How to show a function is a test function? How to show that $$\psi =(x^2\phi)'$$where $\phi$ is a test function, is a test function if and only if $\int_{-\infty}^{\infty} \psi\, dx=\int_{0}^{\infty} \psi\, dx=\psi(0)=0$
 A: The question is not worded correctly. If $\phi$ is a test function, then so is $\psi$, no additional conditions are needed. The actual question is: given that $\psi$ is a test function, show that the following are equivalent: 


*

*$\psi$ is of the form $\psi=(x^2\phi)'$ (with $\phi$ a test function).

*$\int_{-\infty}^{\infty} \psi dx=\int_{0}^{\infty} \psi dx=\psi(0)=0$


That 1 implies 2 is explained in Daniel Fischer's comment. In the converse direction, let $\Psi$ be an antiderivative of $\psi$ such that $\Psi(0)=0$. The first two conditions in 2 imply that $\Psi$ vanishes at $\pm \infty$, hence is a test function.
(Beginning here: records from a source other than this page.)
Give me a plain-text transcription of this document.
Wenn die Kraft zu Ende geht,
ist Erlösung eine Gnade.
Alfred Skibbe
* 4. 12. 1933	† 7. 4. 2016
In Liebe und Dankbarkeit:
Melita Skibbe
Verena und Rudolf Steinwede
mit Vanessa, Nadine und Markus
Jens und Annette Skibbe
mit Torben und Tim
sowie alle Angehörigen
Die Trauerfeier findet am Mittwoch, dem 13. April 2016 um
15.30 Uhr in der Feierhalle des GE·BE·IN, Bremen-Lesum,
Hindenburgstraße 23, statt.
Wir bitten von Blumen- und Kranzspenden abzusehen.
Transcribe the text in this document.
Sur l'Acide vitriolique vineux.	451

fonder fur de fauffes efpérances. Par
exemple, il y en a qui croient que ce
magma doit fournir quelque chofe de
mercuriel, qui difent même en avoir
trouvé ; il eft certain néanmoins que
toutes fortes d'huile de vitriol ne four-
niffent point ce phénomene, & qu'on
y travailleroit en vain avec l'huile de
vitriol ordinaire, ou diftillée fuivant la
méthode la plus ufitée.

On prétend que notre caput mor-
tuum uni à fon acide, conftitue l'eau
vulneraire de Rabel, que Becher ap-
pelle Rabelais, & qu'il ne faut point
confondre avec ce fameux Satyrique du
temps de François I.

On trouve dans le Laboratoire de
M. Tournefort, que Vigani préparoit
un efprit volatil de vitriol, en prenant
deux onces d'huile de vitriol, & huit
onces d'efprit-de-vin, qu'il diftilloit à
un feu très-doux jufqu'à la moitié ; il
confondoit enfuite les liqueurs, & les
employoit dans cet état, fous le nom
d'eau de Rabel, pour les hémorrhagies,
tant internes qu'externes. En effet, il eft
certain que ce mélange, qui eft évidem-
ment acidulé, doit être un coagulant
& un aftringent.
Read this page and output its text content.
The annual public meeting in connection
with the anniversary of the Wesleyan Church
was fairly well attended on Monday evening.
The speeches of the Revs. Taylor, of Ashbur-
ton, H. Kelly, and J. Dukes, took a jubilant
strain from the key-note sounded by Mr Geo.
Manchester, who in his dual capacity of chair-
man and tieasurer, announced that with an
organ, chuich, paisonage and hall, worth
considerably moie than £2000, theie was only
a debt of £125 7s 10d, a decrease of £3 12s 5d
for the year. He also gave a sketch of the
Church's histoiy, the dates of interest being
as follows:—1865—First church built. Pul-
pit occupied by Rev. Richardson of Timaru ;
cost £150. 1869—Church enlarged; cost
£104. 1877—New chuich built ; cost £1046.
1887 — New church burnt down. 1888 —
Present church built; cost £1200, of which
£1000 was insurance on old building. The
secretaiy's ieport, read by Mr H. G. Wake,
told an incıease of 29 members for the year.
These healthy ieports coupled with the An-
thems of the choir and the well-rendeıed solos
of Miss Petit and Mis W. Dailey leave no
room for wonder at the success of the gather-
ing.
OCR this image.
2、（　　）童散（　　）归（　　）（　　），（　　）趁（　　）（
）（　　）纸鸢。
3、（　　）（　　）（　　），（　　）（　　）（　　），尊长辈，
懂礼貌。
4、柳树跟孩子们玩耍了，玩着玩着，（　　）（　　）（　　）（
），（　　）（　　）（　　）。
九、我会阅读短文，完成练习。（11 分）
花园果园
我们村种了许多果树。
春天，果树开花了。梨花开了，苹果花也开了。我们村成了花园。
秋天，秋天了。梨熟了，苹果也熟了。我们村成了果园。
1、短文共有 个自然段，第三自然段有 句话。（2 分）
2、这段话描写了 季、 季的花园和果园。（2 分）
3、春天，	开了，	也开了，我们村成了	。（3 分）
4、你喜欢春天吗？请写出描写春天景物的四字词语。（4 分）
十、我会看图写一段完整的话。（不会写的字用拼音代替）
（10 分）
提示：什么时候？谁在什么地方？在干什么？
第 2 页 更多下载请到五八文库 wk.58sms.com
The last condition says that $\Phi'(0)=0$. From L'Hôpital's rule it follows that the function $\phi(x)=\Psi(x)/x^2$ has a finite limit at $0$, namely $\Psi''(0)/2$. Extending it by $\phi(0)=\Psi''(0)/2$, we get a continuous function on $\mathbb R$. It remains to show that $\phi$ is $C^\infty$ smooth in a neighborhood of $0$, for which I refer to Quotient of two smooth functions is smooth.